Последняя ее неделя была самой тяжелой. Волны дикой боли накрывали ее с головой, но именно тогда она стала рассказывать ему историю их семьи, историю передающегося по наследству дара. «Сибирь всегда была сама себе царством…»

Время двигалось медленно, слова застревали у нее в горле, мать захлебывалась кашлем, засыпала, просыпалась и снова продолжала свой рассказ. Плотные шторы были наглухо закрыты, даже тусклый солнечный свет ноябрьского короткого дня вызывал у матери страшную резь в глазах, слепил. За задернутыми шторами целую неделю, не зная, ночь сейчас или день, засыпая иногда рядом с матерью и просыпаясь от ее стонов, Феликс слушал ее удивительную исповедь…
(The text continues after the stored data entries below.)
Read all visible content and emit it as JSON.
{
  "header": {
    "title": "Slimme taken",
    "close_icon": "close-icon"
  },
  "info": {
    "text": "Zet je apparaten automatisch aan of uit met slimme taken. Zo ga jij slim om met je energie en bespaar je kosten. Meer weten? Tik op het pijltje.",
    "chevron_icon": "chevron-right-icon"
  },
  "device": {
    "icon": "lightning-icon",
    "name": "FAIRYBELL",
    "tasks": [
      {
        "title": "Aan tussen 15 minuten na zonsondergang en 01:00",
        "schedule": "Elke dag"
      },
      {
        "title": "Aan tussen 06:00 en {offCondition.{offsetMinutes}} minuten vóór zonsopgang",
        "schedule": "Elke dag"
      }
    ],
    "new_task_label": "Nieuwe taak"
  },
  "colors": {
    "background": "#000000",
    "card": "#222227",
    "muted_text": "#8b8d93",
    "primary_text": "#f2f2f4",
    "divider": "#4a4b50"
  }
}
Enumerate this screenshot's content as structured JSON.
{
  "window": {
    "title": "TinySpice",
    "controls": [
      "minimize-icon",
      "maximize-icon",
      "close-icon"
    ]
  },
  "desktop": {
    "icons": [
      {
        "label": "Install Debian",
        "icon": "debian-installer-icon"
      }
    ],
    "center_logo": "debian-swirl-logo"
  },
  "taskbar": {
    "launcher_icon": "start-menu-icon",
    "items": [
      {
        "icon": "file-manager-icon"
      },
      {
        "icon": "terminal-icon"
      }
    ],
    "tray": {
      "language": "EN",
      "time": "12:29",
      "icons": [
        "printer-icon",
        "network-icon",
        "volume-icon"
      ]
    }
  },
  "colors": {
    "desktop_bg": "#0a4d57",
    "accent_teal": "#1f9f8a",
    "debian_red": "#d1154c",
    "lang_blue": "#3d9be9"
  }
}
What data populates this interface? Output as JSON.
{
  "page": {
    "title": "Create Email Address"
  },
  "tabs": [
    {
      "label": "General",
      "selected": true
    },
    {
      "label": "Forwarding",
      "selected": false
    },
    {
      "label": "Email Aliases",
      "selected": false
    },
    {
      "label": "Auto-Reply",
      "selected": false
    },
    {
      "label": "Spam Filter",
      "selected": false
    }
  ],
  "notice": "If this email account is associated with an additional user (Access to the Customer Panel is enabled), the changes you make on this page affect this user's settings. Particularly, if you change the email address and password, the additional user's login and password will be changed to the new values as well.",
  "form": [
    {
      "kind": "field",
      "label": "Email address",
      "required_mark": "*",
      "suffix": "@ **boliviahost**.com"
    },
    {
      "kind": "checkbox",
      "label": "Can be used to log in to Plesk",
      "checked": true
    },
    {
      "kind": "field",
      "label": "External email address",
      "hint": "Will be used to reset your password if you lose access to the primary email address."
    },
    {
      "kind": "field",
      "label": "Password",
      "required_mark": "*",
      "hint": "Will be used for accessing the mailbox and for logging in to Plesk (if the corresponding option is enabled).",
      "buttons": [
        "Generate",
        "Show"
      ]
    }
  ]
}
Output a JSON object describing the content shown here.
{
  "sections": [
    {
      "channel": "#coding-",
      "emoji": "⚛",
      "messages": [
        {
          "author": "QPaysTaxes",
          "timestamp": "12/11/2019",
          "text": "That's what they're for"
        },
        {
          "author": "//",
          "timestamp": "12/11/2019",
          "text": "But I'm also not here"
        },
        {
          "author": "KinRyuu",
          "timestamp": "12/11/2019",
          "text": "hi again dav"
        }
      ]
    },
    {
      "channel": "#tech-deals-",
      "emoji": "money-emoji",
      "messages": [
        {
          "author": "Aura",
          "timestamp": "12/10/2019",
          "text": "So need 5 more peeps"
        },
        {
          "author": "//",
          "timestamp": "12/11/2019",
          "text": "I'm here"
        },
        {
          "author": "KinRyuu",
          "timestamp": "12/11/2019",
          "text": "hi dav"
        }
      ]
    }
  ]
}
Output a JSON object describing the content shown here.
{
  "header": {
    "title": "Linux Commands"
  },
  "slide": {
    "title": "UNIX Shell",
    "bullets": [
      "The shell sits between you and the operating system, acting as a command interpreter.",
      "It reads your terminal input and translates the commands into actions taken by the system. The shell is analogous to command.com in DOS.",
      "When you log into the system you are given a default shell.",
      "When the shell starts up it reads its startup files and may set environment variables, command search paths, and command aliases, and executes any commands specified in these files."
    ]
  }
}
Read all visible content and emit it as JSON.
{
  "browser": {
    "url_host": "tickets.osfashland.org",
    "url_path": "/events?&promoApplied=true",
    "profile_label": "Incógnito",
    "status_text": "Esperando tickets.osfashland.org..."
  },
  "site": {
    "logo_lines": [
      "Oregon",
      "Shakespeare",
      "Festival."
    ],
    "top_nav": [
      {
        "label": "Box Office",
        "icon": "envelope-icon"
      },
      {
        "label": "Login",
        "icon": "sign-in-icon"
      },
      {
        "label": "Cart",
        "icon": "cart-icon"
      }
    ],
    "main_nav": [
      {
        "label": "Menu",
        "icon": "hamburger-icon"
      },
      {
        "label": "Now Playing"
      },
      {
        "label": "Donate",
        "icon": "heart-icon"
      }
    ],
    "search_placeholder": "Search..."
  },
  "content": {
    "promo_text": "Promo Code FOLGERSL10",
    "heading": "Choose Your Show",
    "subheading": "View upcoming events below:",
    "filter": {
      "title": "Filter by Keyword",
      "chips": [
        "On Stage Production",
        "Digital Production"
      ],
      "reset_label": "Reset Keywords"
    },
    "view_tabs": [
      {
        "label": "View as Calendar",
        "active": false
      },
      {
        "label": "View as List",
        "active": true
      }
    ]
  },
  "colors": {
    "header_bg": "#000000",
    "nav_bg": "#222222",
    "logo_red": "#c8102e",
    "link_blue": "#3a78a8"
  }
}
Он хотел бы спросить ее о многом. Почему она жила как все обыкновенные люди: ходила на скучную службу, разговаривала с неинтересными людьми? Почему никогда прежде даже не намекнула ему, что он носит в себе – такое. Но вопросы он оставил на потом: он спросит, когда она расскажет ему все. Лишь бы только успела…

От бессонной недели, оттого, что все это время он не выходил из дома и почти ничего не ел, мысли его путались, а в душе разгоралось горячее пламя гордыни. И в центре всех золотых полотен, как икона, как символ, плыл образ маленькой девочки со светло-голубыми глазами, глядящей в огонь… И почему-то жутко становилось от этого.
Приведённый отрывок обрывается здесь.